Vor Wut schlage ich ihm den Rückspiegel ab, der gerade meine Arm gestreift hat. Der Fahrer schreit mich an. Da kommt plötzlich ein Polizeikradfahrer mit Blaulicht angebraust und droht meinem Widersacher fürchterlich. Als der Polizist an uns vorbeifährt, danke ich ihm lächelnd. Fethia läuft jetzt rechts vor mir und ich versetzt links hinter ihr, so kann ich die Autos gut abblocken. Km 25, wir brauchten 36.48 min für die letzten 5 km. Fethia ist kaputt. Ich merke, dass das heute sehr knapp werden wird, den Zielschluss von 4.30 h zu schaffen. Jetzt geht sie immer öfter, sie verschmäht leider mein Magnesium und die Powergels. Ich fühle mich fit, hab überhaupt keine Probleme.

Auch km-Schild 30 kann nicht stimmen, wir sind fast nur noch gegangen und dann nur 32.46 min für 5 km? Fethia ist am Ende, alle anderen hinter uns laufenden Marathonies haben uns überholt. Der Besen-wagen, ein Sanitätsauto, fährt direkt hinter uns. Das ist mir noch nie passiert: ich bin der letzte hier auf der Strecke. Plötzlich öffnet sich die hintere Wagentür und Fethia (ich kann sie nicht daran hindern)...verschwindet...vor mir die unendliche Auto-schlange, hinter mir der Besenwagen. Jetzt gebe ich "Gas". Ich will nicht letzter werden. In einem Höllentempo laufe ich die nächsten Kilometer.

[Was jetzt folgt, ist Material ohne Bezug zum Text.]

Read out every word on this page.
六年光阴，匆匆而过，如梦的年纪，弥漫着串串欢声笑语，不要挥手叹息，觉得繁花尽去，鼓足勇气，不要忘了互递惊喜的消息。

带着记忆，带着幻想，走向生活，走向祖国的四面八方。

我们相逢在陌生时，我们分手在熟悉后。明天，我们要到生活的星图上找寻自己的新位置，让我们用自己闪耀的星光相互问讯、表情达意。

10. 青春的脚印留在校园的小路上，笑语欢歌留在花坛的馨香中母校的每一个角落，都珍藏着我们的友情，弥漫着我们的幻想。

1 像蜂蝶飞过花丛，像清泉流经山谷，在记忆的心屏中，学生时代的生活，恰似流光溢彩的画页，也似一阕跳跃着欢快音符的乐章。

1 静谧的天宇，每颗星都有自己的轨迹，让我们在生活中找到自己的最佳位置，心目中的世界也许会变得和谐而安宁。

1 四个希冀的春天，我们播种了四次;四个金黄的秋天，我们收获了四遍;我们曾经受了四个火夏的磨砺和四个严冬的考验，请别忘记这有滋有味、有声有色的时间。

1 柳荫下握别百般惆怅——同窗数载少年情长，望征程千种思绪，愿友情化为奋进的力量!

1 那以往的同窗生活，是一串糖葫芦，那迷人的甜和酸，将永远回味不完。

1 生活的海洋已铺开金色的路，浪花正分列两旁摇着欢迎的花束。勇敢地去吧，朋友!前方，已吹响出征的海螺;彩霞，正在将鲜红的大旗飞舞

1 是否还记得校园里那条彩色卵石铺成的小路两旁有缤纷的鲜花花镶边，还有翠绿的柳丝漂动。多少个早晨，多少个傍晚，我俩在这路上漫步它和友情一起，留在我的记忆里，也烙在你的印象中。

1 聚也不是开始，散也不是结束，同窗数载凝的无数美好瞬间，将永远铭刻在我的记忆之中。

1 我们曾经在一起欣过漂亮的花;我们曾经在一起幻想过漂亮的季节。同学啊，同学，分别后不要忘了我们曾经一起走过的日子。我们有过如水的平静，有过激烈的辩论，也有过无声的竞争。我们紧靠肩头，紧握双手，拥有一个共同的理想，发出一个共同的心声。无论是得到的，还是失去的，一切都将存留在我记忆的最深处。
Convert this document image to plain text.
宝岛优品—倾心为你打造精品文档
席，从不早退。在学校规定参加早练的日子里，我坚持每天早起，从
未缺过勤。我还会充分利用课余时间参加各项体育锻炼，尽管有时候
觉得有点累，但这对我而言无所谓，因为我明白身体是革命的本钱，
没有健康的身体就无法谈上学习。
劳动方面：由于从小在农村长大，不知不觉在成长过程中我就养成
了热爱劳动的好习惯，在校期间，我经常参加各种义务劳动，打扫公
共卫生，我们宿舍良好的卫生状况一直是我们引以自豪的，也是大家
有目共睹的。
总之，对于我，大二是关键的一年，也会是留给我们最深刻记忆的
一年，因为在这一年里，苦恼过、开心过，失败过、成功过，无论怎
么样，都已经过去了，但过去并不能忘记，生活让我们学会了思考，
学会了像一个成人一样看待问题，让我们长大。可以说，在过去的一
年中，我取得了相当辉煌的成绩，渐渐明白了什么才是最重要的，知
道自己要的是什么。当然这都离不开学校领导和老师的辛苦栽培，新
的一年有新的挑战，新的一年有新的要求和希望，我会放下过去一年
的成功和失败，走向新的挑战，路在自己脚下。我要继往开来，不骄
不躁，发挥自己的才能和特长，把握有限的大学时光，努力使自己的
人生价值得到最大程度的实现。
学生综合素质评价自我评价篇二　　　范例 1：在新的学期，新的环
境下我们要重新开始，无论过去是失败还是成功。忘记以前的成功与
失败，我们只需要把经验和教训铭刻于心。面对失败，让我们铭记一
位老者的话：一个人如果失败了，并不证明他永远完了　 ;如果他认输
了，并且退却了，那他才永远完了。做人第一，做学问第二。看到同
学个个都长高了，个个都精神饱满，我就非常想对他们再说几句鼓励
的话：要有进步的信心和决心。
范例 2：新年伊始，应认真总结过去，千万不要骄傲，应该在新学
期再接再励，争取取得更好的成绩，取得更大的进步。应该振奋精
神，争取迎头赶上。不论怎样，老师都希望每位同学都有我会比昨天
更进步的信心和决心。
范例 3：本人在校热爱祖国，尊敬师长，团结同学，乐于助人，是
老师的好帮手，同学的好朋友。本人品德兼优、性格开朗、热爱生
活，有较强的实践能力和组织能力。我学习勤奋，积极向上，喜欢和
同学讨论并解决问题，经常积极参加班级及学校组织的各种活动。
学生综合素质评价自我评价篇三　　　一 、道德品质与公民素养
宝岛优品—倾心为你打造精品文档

Plötzlich, wie ein Fata Morgana, ist Fethia wieder neben mir. Ich hatte mich gerade richtig "augetobt", jetzt nahm ich ihr Tempo wieder an.

Und sie nahm den Kampf wieder auf, musste aber bald wieder gehen. Der Marathonrundkurs war sehr hügelig, auch nach km 35 ging es hoch. Fethia ging wieder, zwischendurch verbrauchte sie viel Wasser, was ich wohlweislich in Wasserflaschen von den Verpflegungsstellen bei mir trug. Aber es gab auch nur Wasser, mehr nicht. Ich dränge sie zu laufen, weil ich befürchte, dass wir die Zeit von 4.30 h nicht schaffen werden und irgendwie kommt sie wieder in Trab. Aber was ist das??? Ich sehe das Ziel plötzlich vor mir, ist das heute die zweite Fata Morgana? Was ist hier los? Ich schätze, wir sind bei km 36 und nicht bei 42,195 km!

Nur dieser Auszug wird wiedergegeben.